If command line options are not appropriate for your environment, the Jupyter server configuration file can be used to express Gateway server options. Note however, that command line options always override configuration file options.

In your jupyter_server_config.py file add the following for the equivalent options:

c.GatewayClient.url = "http://<GATEWAY_HOST_IP>:<GATEWAY_PORT>"
c.GatewayClient.http_user = "guest"
c.GatewayClient.http_pwd = "guest-password"

Docker image#

All GatewayClient options have corresponding environment variable support, so if your Jupyter Lab or Notebook installation is already in a docker image, a corresponding docker invocation would look something like this:

docker run -t --rm \
  -e JUPYTER_GATEWAY_URL='http://<GATEWAY_HOST_IP>:<GATEWAY_PORT>' \
  -e JUPYTER_GATEWAY_HTTP_USER=guest \
  -e JUPYTER_GATEWAY_HTTP_PWD=guest-password \
  -e LOG_LEVEL=DEBUG \
  -p 8888:8888 \
  -v ${HOME}/notebooks/:/tmp/notebooks \
  -w /tmp/notebooks \
  my-image

Notebook files residing in ${HOME}/notebooks can then be accessed via http://localhost:8888.

Connecting via Papermill#

Connecting to a Gateway server from Papermill is not nearly as common because Papermill is typically used local to where the kernel will run.
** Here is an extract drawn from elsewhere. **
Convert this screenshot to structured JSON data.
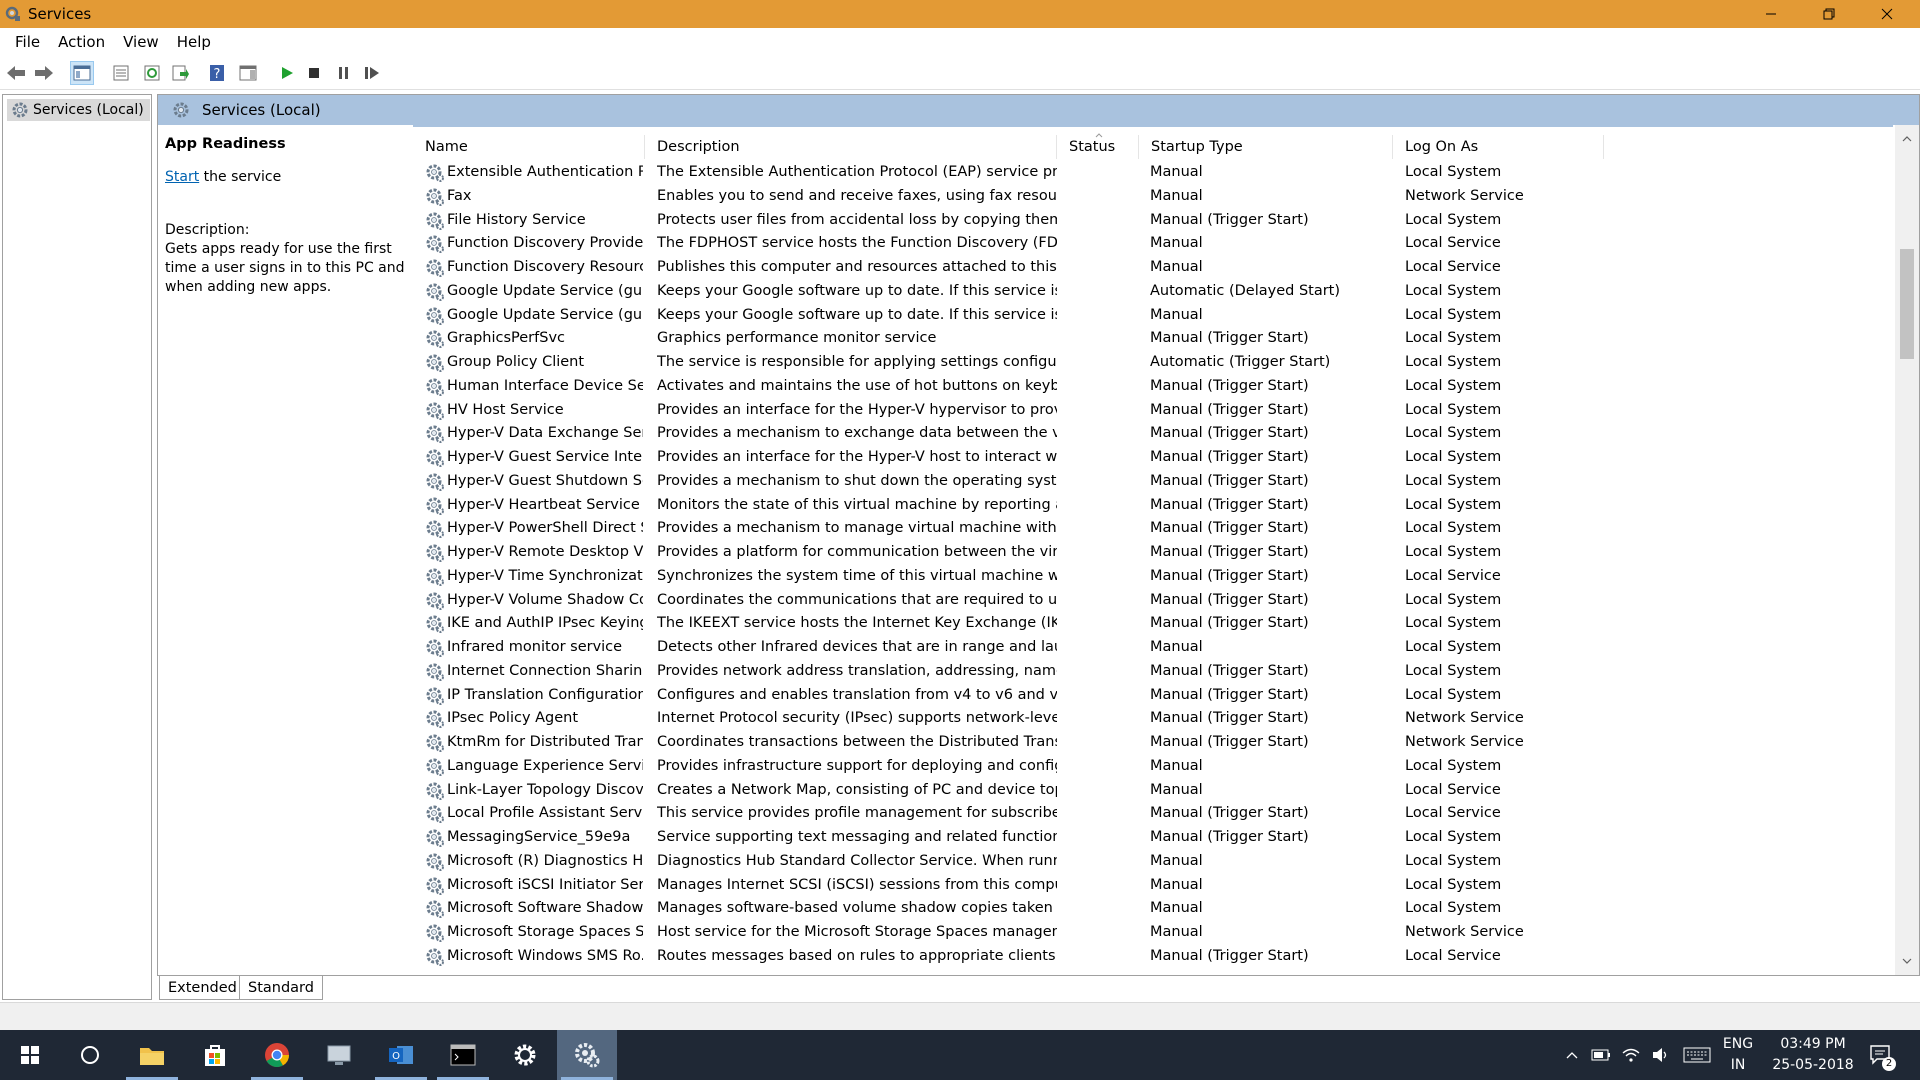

Creating a Papermill Engine#

Connecting Papermill to a Gateway actually leverages the same KernelManager that is used when JupyterLab connects to a Gateway server. However, to set the class of a KernelManager to jupyter_server.gateway.managers.GatewayKernelManager one must implement, and register (via entrypoints), a “Papermill engine”.

Once the engine is implemented and set to use the GatewayKernelManager class, Papermill can be invoked using:

papermill --engine MyPapermillEngine NotebookToExecute.ipynb OutputNotebook.ipynb

An example of a Papermill engine that supports connecting to a remote Gateway server can be found in the Elyra project.

Connection Timeouts#

Sometimes, depending on the kind of cluster the Gateway server is servicing, connection establishment and kernel startup can take a while (sometimes upwards of minutes). This is particularly true for managed clusters that perform scheduling like Hadoop YARN or Kubernetes. In these configurations it is important to configure both the connection and request timeout values.

The options GatewayClient.connect_timeout (env: JUPYTER_GATEWAY_CONNECT_TIMEOUT) and GatewayClient.request_timeout (env: JUPYTER_GATEWAY_REQUEST_TIMEOUT) default to 40 seconds, but can be configured as necessary.

The KERNEL_LAUNCH_TIMEOUT environment variable will be set from these values or vice versa (whichever is greater). This value is used by Gateway Provisioners to determine when it should give up on waiting for the kernel’s startup to complete, while the other timeouts are used by Lab or Notebook when establishing the connection to the Gateway server.